Darcy stared at herself in the mirrors; she looked tiny with all this open space around her. She went to the nearest window—the glass was mottled with age, bulging in the bottoms of the panes like a slow liquid. The buildings across the street were garlanded with fire escapes covered in leftover raindrops, dripping and sparkling. The floor creaked as Darcy walked from window to window, looking out at Chinatown.
“Where does that hall go?” Imogen asked. It was beside the apartment’s front door, in the corner opposite the two walls of windows.
“There are two changing rooms for dancers.” Lev wiggled his finger for them to follow. “And a kitchen, not very big.”
The two changing rooms weren’t big either. Each had a row of lockers along one wall, and between the two rooms was a bathroom with a shower.
Imogen stood in the hallway. “You could make one a bedroom, the other a closet. You’ll be the only person in Manhattan with a shower connecting to your closet.”
“No,” said Lev. “I have seen this before.”
“I didn’t bring that many clothes,” Darcy said. Though, of course, she could always ask her parents to drive up with more. And she planned to buy clothes here in New York, of course, once she’d decided what writers wore. She’d forgotten to take notes at Drinks Night, too overwhelmed with everything else.

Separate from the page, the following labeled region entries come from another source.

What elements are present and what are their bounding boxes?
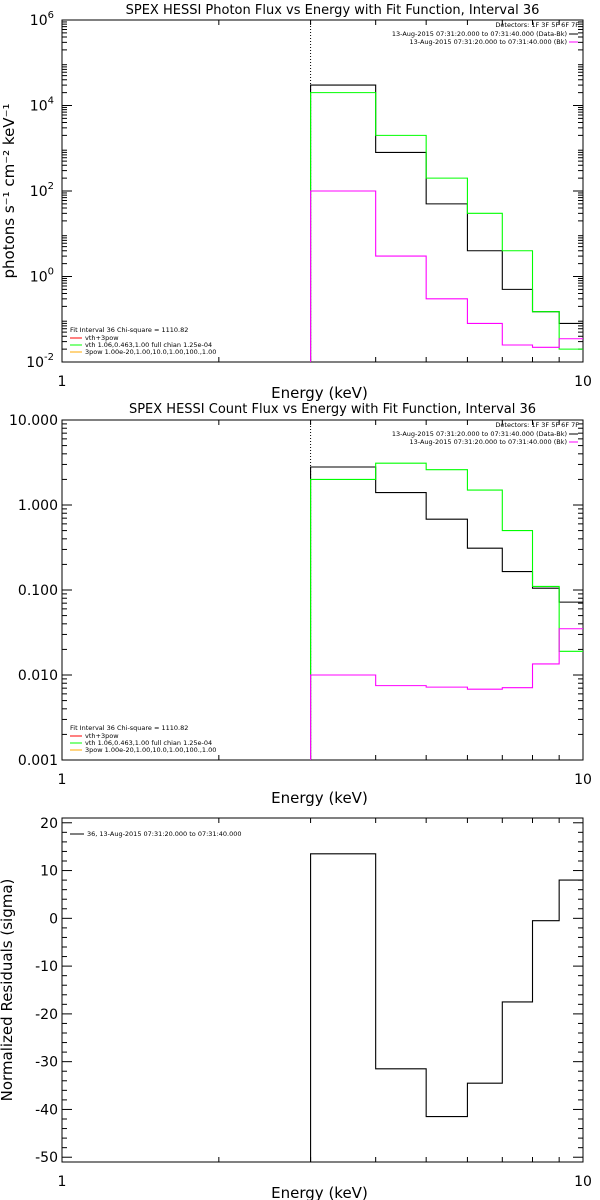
- fit-legend-entry: 3pow 1.00e-20,1.00,10.0,1.00,100.,1.00: [85, 746, 216, 754]
- y-tick-label: 10-2: [26, 352, 54, 371]
- fit-legend-entry: 3pow 1.00e-20,1.00,10.0,1.00,100.,1.00: [85, 348, 216, 356]
- fit-legend-entry: vth+3pow: [85, 732, 119, 740]
- y-tick-label: 1.000: [18, 498, 58, 514]
- chart-panel-1: SPEX HESSI Photon Flux vs Energy with Fi…: [0, 3, 592, 402]
- x-tick-label: 1: [58, 1174, 67, 1190]
- legend-entry: 13-Aug-2015 07:31:20.000 to 07:31:40.000…: [410, 438, 567, 446]
- detectors-label: Detectors: 1F 3F 5F 6F 7F: [495, 421, 579, 429]
- data-area: [310, 462, 583, 760]
- y-tick-label: 0: [49, 911, 58, 927]
- y-tick-label: 106: [30, 10, 54, 29]
- fit-info: Fit Interval 36 Chi-square = 1110.82: [70, 326, 188, 334]
- y-tick-label: -50: [35, 1150, 58, 1166]
- y-tick-label: -40: [35, 1102, 58, 1118]
- legend-entry: 13-Aug-2015 07:31:20.000 to 07:31:40.000…: [410, 38, 567, 46]
- series-line-1: [310, 466, 583, 760]
- fit-legend-entry: vth 1.06,0.463,1.00 full chian 1.25e-04: [85, 739, 212, 747]
- x-axis-label: Energy (keV): [271, 789, 368, 807]
- y-tick-label: 10.000: [9, 413, 58, 429]
- series-line-2: [310, 92, 583, 362]
- data-area: [310, 84, 583, 362]
- series-line-2: [310, 462, 583, 760]
- plot-frame: [61, 817, 584, 1163]
- y-tick-label: 10: [40, 864, 58, 880]
- y-tick-label: 102: [30, 181, 54, 200]
- legend-entry: 13-Aug-2015 07:31:20.000 to 07:31:40.000…: [392, 30, 567, 38]
- y-axis-label: photons s⁻¹ cm⁻² keV⁻¹: [0, 104, 18, 279]
- plot-frame: [61, 419, 584, 761]
- fit-info: Fit Interval 36 Chi-square = 1110.82: [70, 724, 188, 732]
- y-tick-label: 0.100: [18, 583, 58, 599]
- legend-entry: 13-Aug-2015 07:31:20.000 to 07:31:40.000…: [392, 430, 567, 438]
- y-tick-label: -20: [35, 1007, 58, 1023]
- series-line-3: [310, 628, 583, 760]
- y-tick-label: 100: [30, 267, 54, 286]
- y-tick-label: -10: [35, 959, 58, 975]
- x-tick-label: 10: [574, 374, 592, 390]
- chart-title: SPEX HESSI Photon Flux vs Energy with Fi…: [126, 3, 540, 18]
- x-tick-label: 10: [574, 1174, 592, 1190]
- detectors-label: Detectors: 1F 3F 5F 6F 7F: [495, 21, 579, 29]
- x-tick-label: 1: [58, 374, 67, 390]
- x-axis-label: Energy (keV): [271, 1184, 368, 1200]
- data-area: [310, 853, 583, 1162]
- x-axis-label: Energy (keV): [271, 384, 368, 402]
- chart-title: SPEX HESSI Count Flux vs Energy with Fit…: [129, 402, 536, 417]
- chart-panel-2: SPEX HESSI Count Flux vs Energy with Fit…: [9, 402, 592, 807]
- fit-legend-entry: vth+3pow: [85, 334, 119, 342]
- series-line-1: [310, 84, 583, 362]
- legend-entry: 36, 13-Aug-2015 07:31:20.000 to 07:31:40…: [87, 830, 242, 838]
- chart-panel-3: Energy (keV) Normalized Residuals (sigma)…: [0, 816, 592, 1200]
- y-tick-label: 0.010: [18, 668, 58, 684]
- series-line-3: [310, 190, 583, 362]
- x-tick-label: 1: [58, 772, 67, 788]
- y-tick-label: 20: [40, 816, 58, 832]
- x-tick-label: 10: [574, 772, 592, 788]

Lev showed them the kitchen last. It was the smallest room in the apartment, but Darcy didn’t see herself cooking much. She wanted to go out and eat the city until she knew it in detail.
“How far is this from your place?” she asked Imogen when they were back in the big room.
“Five minutes’ walk? We’d be neighbors if you lived here.”
Darcy smiled back at her, then looked at her printout of apartments. Her heart squeezed a little when she saw that this was one of the places with no listed price.
“Is this lease even legal?” Imogen was asking Lev. “I mean, a dance studio would be zoned for business, not residential.”
“It was illegal as dance studio,” he said with a shrug. “Now is legal again.”
Darcy didn’t care. The very fact that she could live in New York, in this apartment, hardly seemed real. Legality was an afterthought.
She took a slow breath. “How much?”
Lev opened a green leather binder, the spine of which crackled. “Thirty-five hundred. Utilities included.”
“Crap,” Darcy said, and two things clicked inside her. One was a hopeless feeling of falling through the floor, the other was the certainty that she could write here. That she had to write here.